At one point during her childhood, Kelly Fuiks (now Leadbetter) thought she might win a gold medal throwing a stick instead of using one. Fuiks appeared in Sports Illustrated’s Faces in the Crowd on March 20, 1972, for setting a national 12-13 age-group record in the javelin at 127 feet, 3 inches. But Fuiks, who grew up in Phoenix, discovered golf at 14 and became a high school champion, earning a scholarship to Arizona State University. In 1977, she claimed the inaugural U.S. Women’s Amateur Public Links Championship at Yahara Hills Golf Course in Madison, Wis., defeating Kathy Williams, 1 up, in the championship match. She successfully defended her title in 1978 at Myrtlewood Golf Club (Palmetto Course) in Myrtle Beach, S.C., with a 5-and-4 win over Diana Schwab. Fuiks turned pro in 1981, where she met her husband, renowned golf instructor David Leadbetter. The two were married in 1983 and have three children: Andy, Hally and James. Fuiks played on the LPGA Tour from 1981-83 and again in 1987 before becoming a stay-at-home mom. She is now a golf instructor, focusing on the short game.
What’s it like to be the first champion of a USGA event?
I remember my boyfriend saying to me, You’re going to be the first one on that trophy. One funny story is that my daughter, Hally, started out as a Razorback at the University of Arkansas. And Emily Tubert won the Public Links a couple of years ago (2010) and one of the members [of the school’s golf club] bought a replica of the trophy with the names [of the champions] on it. So, the first thing I see when I go into the Arkansas clubhouse is this trophy with my name on it.
What do you remember most about the titles?
I was really excited. My mom and dad were from Wisconsin originally, so it was really neat that a lot of my family could be out watching when they had the first event at Yahara Hills. At that time, I don’t think I was the best player in the field, but I was very competitive and I was able to win my matches. The second one, I was a little better player.

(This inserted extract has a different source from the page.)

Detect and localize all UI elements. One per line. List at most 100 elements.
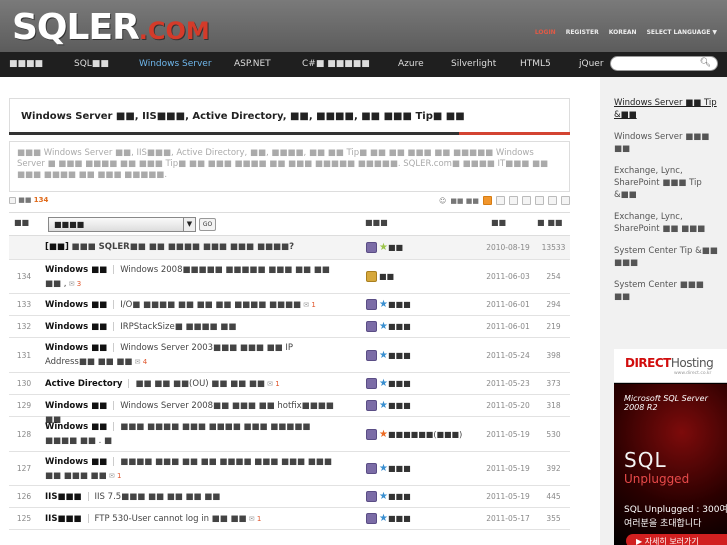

I had this caddie who was really awesome. He was from the area. He was over 60 years old, so he used a pull cart. I was the only player in the field with their caddie pulling clubs on a cart.
Was there a particular match that stood out?
In the first [WAPL], I won on the last hole. She [Williams] made a bogey and I made a par. In the second one, I had a semifinal match that went [to the 18th hole] and I was playing against a really good player, Sarah LeVeque. In the final match, I played Diana Schwab. Years later, she got paired with my daughter in the  SALLY (South Atlantic Ladies Amateur). I went to watch my daughter play with the same gal I had beaten 30-plus years ago. That was fun to see what she was doing. I remember [in that final match] hitting my ball from a water hazard over the green and down in this hollow, but I was really great at getting the ball up and down. I hit it to within a foot and she gave it to me and I won, 5 and 4.
How did you transition from the javelin to golf?
I had read the book, This Life I’ve Led, by Babe Didrikson Zaharias. She was my idol and I saw how she went from being in the Olympics [in track & field] to playing golf. It’s funny because none of my family played golf. I was 14 or 15 when I first started. I hated golf at first, because you would shoot 100 and the repetitiveness of it all as far as blisters [on your hand]. But then I got the bug after three months. I got better. As a freshman at Arizona State, I won a couple of tournaments.
What made you such a good player?
I was competitive. And I was a good putter. My boyfriend [at the time] was a good putter, too. We would just putt for hours. I never really played junior tournaments. I wasn’t groomed. I had so much to learn. I just set my mind one match at a time and came through it all.
As a WAPL champion, you received an exemption into that year’s U.S. Women’s Open at Hazeltine National Golf Club in Edina, Minn. What was that experience like?
I played a practice round with Nancy Lopez the year she finished second [to Hollis Stacy]. And she was telling me, Kelly, I don’t think you want to take the ball out of the hole with your putter. This is how raw I was with the game. I grew up on Papago Golf Course [in Phoenix]. I was definitely a public-course player.
What kind of confidence did you glean from the WAPL victories?
It kept me in the game. I finished school, turned pro, got my [LPGA] Tour card and met my husband.